The young woman at the centre of an abortion debate in Ireland has spoken of her ordeal at being denied a termination despite attempting to take her own life while 16 weeks pregnant.
In an interview with The Irish Times, the unnamed woman said that she had been raped in her own country before arriving in Ireland and seeking help from a counsellor.
She was told that travelling to the UK for an abortion could cost €1,500 (£1,200), but being unable to afford it, she decided to take her own life so as not to have to bear the child of her rapist. She was, however, disturbed during the attempt.

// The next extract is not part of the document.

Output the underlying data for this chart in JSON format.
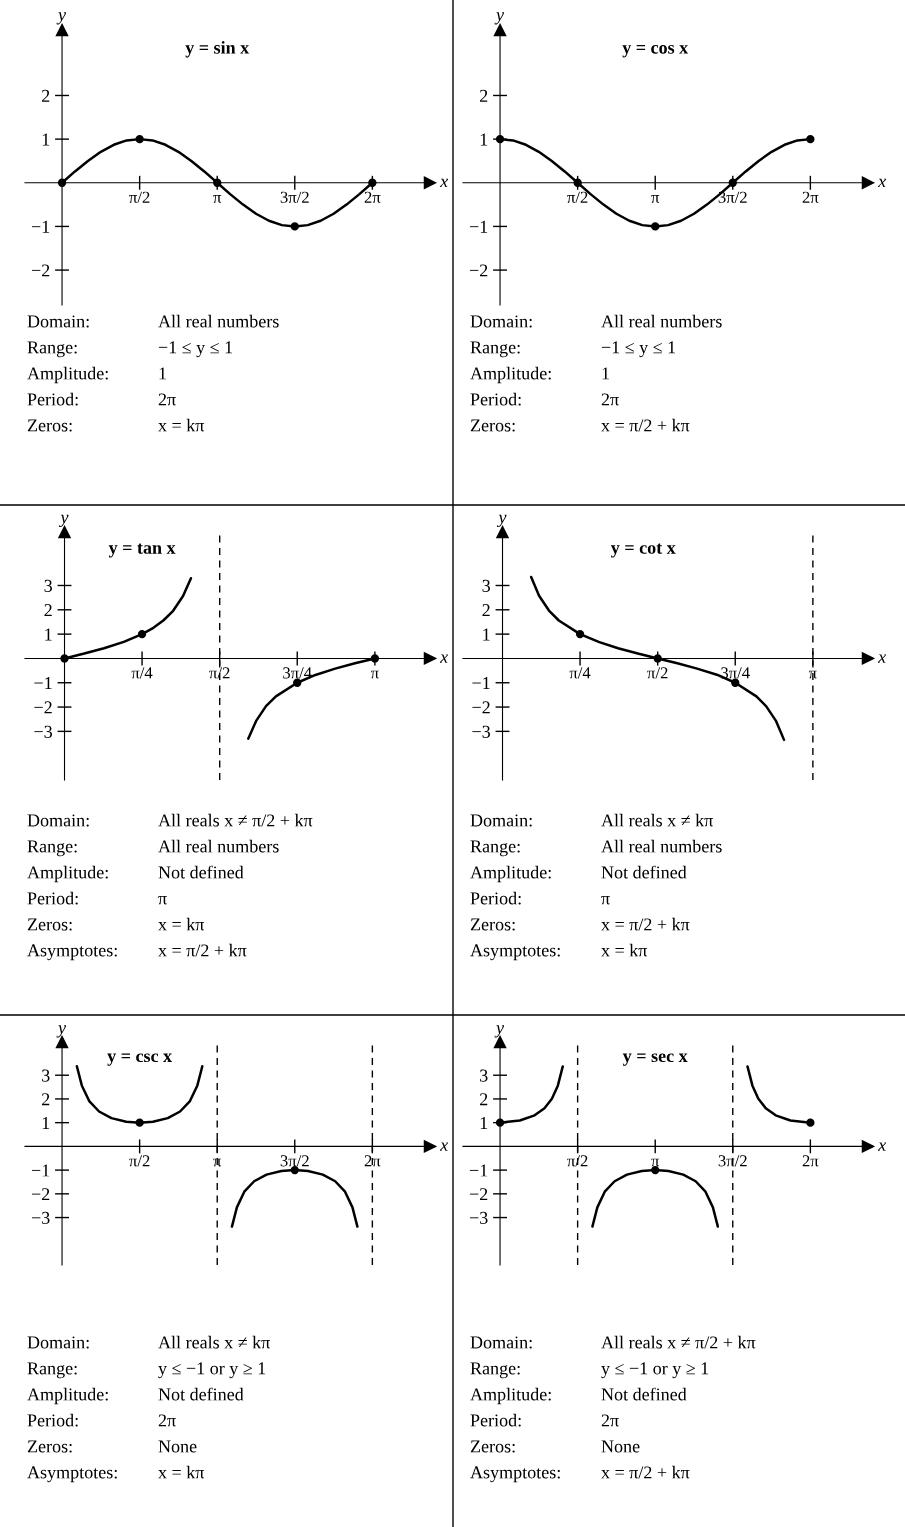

“In my culture it is a great shame to be pregnant if not married,” the migrant woman said - her former country of residence is unknown.

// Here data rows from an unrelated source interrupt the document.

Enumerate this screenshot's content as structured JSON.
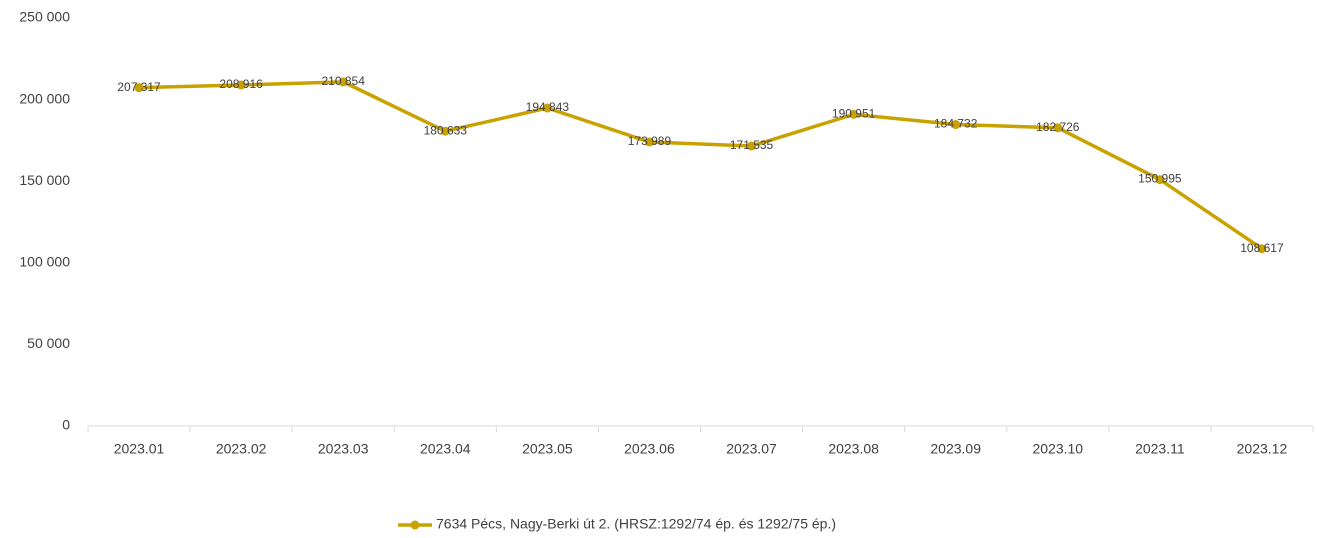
{
  "chart_data": {
    "type": "line",
    "categories": [
      "2023.01",
      "2023.02",
      "2023.03",
      "2023.04",
      "2023.05",
      "2023.06",
      "2023.07",
      "2023.08",
      "2023.09",
      "2023.10",
      "2023.11",
      "2023.12"
    ],
    "series": [
      {
        "name": "7634 Pécs, Nagy-Berki út 2. (HRSZ:1292/74 ép. és 1292/75 ép.)",
        "color": "#c9a200",
        "values": [
          207317,
          208916,
          210854,
          180633,
          194843,
          173989,
          171535,
          190951,
          184732,
          182726,
          150995,
          108617
        ],
        "value_labels": [
          "207 317",
          "208 916",
          "210 854",
          "180 633",
          "194 843",
          "173 989",
          "171 535",
          "190 951",
          "184 732",
          "182 726",
          "150 995",
          "108 617"
        ]
      }
    ],
    "ylim": [
      0,
      250000
    ],
    "yticks": [
      {
        "value": 0,
        "label": "0"
      },
      {
        "value": 50000,
        "label": "50 000"
      },
      {
        "value": 100000,
        "label": "100 000"
      },
      {
        "value": 150000,
        "label": "150 000"
      },
      {
        "value": 200000,
        "label": "200 000"
      },
      {
        "value": 250000,
        "label": "250 000"
      }
    ],
    "grid": false,
    "legend": "bottom"
  }
}
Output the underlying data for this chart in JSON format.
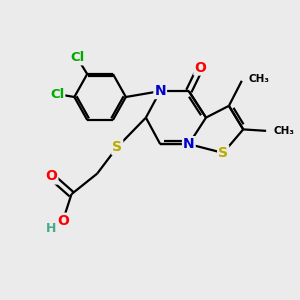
{
  "background_color": "#ebebeb",
  "atom_colors": {
    "C": "#000000",
    "N": "#0000cc",
    "O": "#ff0000",
    "S": "#bbaa00",
    "Cl": "#00aa00",
    "H": "#44aa88"
  },
  "bond_color": "#000000",
  "figsize": [
    3.0,
    3.0
  ],
  "dpi": 100
}
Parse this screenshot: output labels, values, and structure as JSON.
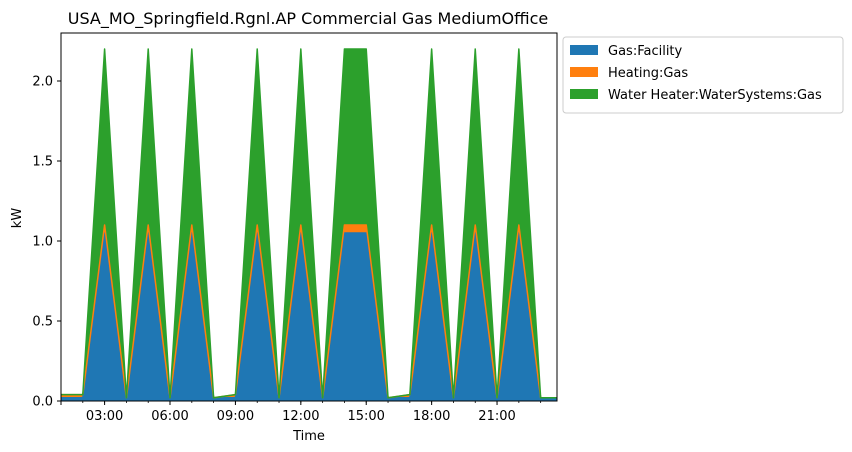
{
  "chart_data": {
    "type": "area",
    "title": "USA_MO_Springfield.Rgnl.AP Commercial Gas MediumOffice",
    "xlabel": "Time",
    "ylabel": "kW",
    "ylim": [
      0,
      2.3
    ],
    "xlim": [
      1,
      23.75
    ],
    "grid": false,
    "legend_position": "top-right",
    "x_ticks": [
      {
        "value": 3,
        "label": "03:00"
      },
      {
        "value": 6,
        "label": "06:00"
      },
      {
        "value": 9,
        "label": "09:00"
      },
      {
        "value": 12,
        "label": "12:00"
      },
      {
        "value": 15,
        "label": "15:00"
      },
      {
        "value": 18,
        "label": "18:00"
      },
      {
        "value": 21,
        "label": "21:00"
      }
    ],
    "y_ticks": [
      {
        "value": 0,
        "label": "0.0"
      },
      {
        "value": 0.5,
        "label": "0.5"
      },
      {
        "value": 1,
        "label": "1.0"
      },
      {
        "value": 1.5,
        "label": "1.5"
      },
      {
        "value": 2,
        "label": "2.0"
      }
    ],
    "x": [
      1,
      2,
      3,
      4,
      5,
      6,
      7,
      8,
      9,
      10,
      11,
      12,
      13,
      14,
      15,
      16,
      17,
      18,
      19,
      20,
      21,
      22,
      23,
      23.75
    ],
    "series": [
      {
        "name": "Gas:Facility",
        "color": "#1f77b4",
        "values": [
          0.02,
          0.02,
          1.05,
          0.02,
          1.05,
          0.02,
          1.05,
          0.02,
          0.02,
          1.05,
          0.02,
          1.05,
          0.02,
          1.05,
          1.05,
          0.02,
          0.02,
          1.05,
          0.02,
          1.05,
          0.02,
          1.05,
          0.02,
          0.02
        ]
      },
      {
        "name": "Heating:Gas",
        "color": "#ff7f0e",
        "values": [
          0.02,
          0.02,
          0.05,
          0.0,
          0.05,
          0.0,
          0.05,
          0.0,
          0.02,
          0.05,
          0.0,
          0.05,
          0.0,
          0.05,
          0.05,
          0.0,
          0.02,
          0.05,
          0.0,
          0.05,
          0.0,
          0.05,
          0.0,
          0.0
        ]
      },
      {
        "name": "Water Heater:WaterSystems:Gas",
        "color": "#2ca02c",
        "values": [
          0.0,
          0.0,
          1.1,
          0.0,
          1.1,
          0.0,
          1.1,
          0.0,
          0.0,
          1.1,
          0.0,
          1.1,
          0.0,
          1.1,
          1.1,
          0.0,
          0.0,
          1.1,
          0.0,
          1.1,
          0.0,
          1.1,
          0.0,
          0.0
        ]
      }
    ]
  }
}
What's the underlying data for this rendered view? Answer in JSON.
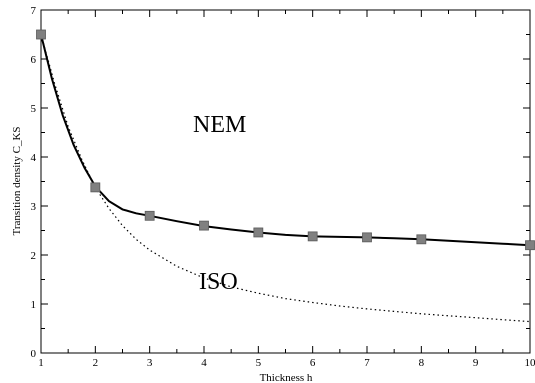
{
  "chart_data": {
    "type": "line",
    "xlabel": "Thickness h",
    "ylabel": "Transition density C_KS",
    "xlim": [
      1,
      10
    ],
    "ylim": [
      0,
      7
    ],
    "x_ticks": [
      "1",
      "2",
      "3",
      "4",
      "5",
      "6",
      "7",
      "8",
      "9",
      "10"
    ],
    "y_ticks": [
      "0",
      "1",
      "2",
      "3",
      "4",
      "5",
      "6",
      "7"
    ],
    "grid": false,
    "annotations": [
      "NEM",
      "ISO"
    ],
    "series": [
      {
        "style": "solid",
        "color": "#000000",
        "x": [
          1,
          1.2,
          1.4,
          1.6,
          1.8,
          2,
          2.25,
          2.5,
          2.75,
          3,
          3.5,
          4,
          4.5,
          5,
          5.5,
          6,
          6.5,
          7,
          7.5,
          8,
          8.5,
          9,
          9.5,
          10
        ],
        "y": [
          6.5,
          5.6,
          4.85,
          4.25,
          3.78,
          3.4,
          3.1,
          2.93,
          2.85,
          2.8,
          2.69,
          2.59,
          2.52,
          2.46,
          2.41,
          2.38,
          2.37,
          2.36,
          2.34,
          2.32,
          2.29,
          2.26,
          2.23,
          2.2
        ]
      },
      {
        "style": "dotted",
        "color": "#000000",
        "x": [
          1,
          1.25,
          1.5,
          1.75,
          2,
          2.25,
          2.5,
          2.75,
          3,
          3.5,
          4,
          4.5,
          5,
          5.5,
          6,
          6.5,
          7,
          7.5,
          8,
          8.5,
          9,
          9.5,
          10
        ],
        "y": [
          6.5,
          5.5,
          4.62,
          3.95,
          3.38,
          2.95,
          2.6,
          2.32,
          2.1,
          1.77,
          1.53,
          1.35,
          1.22,
          1.11,
          1.03,
          0.96,
          0.9,
          0.85,
          0.8,
          0.76,
          0.72,
          0.68,
          0.64
        ]
      },
      {
        "style": "markers",
        "color": "#808080",
        "x": [
          1,
          2,
          3,
          4,
          5,
          6,
          7,
          8,
          10
        ],
        "y": [
          6.5,
          3.38,
          2.8,
          2.6,
          2.46,
          2.38,
          2.36,
          2.32,
          2.2
        ]
      }
    ]
  }
}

She was admitted to hospital at 24 weeks after displaying suicidal thoughts, but was told the foetus was too developed, so began a thirst and hunger strike.
There was then some confusion after three experts concluded that she was suicidal. It was reportedly agreed that she could have an abortion – a decision that was later retracted by the authorities leading to child being induced at 25 weeks.

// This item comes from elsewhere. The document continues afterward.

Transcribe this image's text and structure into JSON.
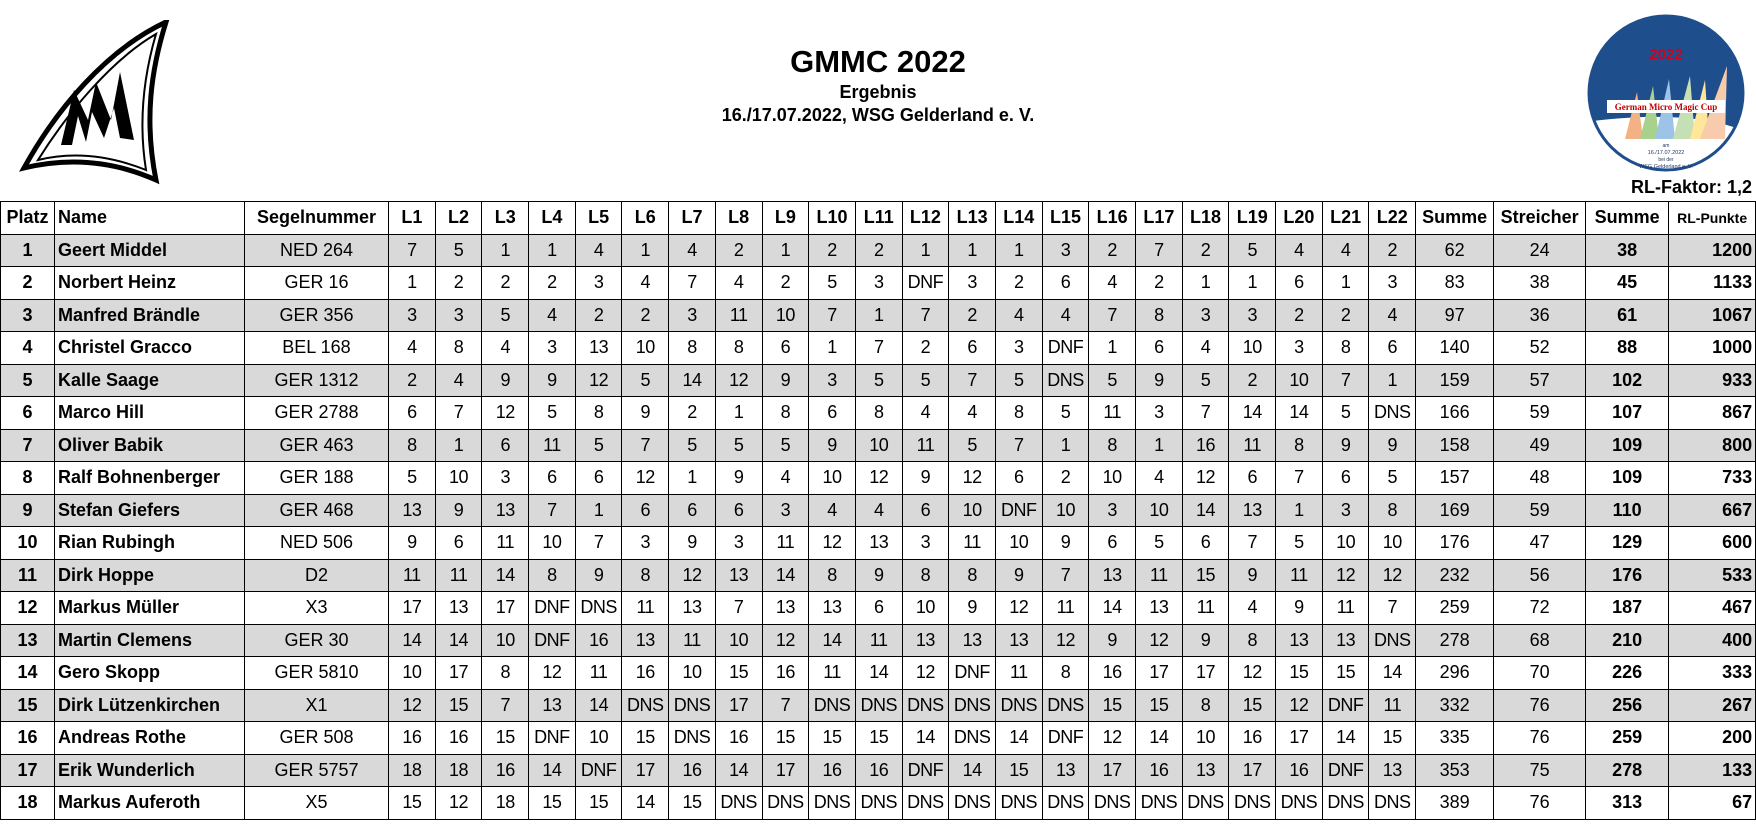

“They said the pregnancy was too far. It was going to have to be a Caesarean section... They said, wherever you go in the world, the United States, anywhere, at this point it has to be a Caesarean,” she said.
“When I came to this country I thought I could forget suffering... The [C-section] scar will never go away. It will always be a reminder.
“I still suffer. I don’t know if what has happened to me is normal. I just wanted justice to be done. For me, this is injustice.”
Hers has become a case that has tested Ireland’s recent Protection of Life During Pregnancy Act, legislation that had been brought in to further clarify the law and which states that abortions are allowed in cases where a woman’s life is at risk, including that of suicide, following rape or incest.
The child is now in the care of the authorities.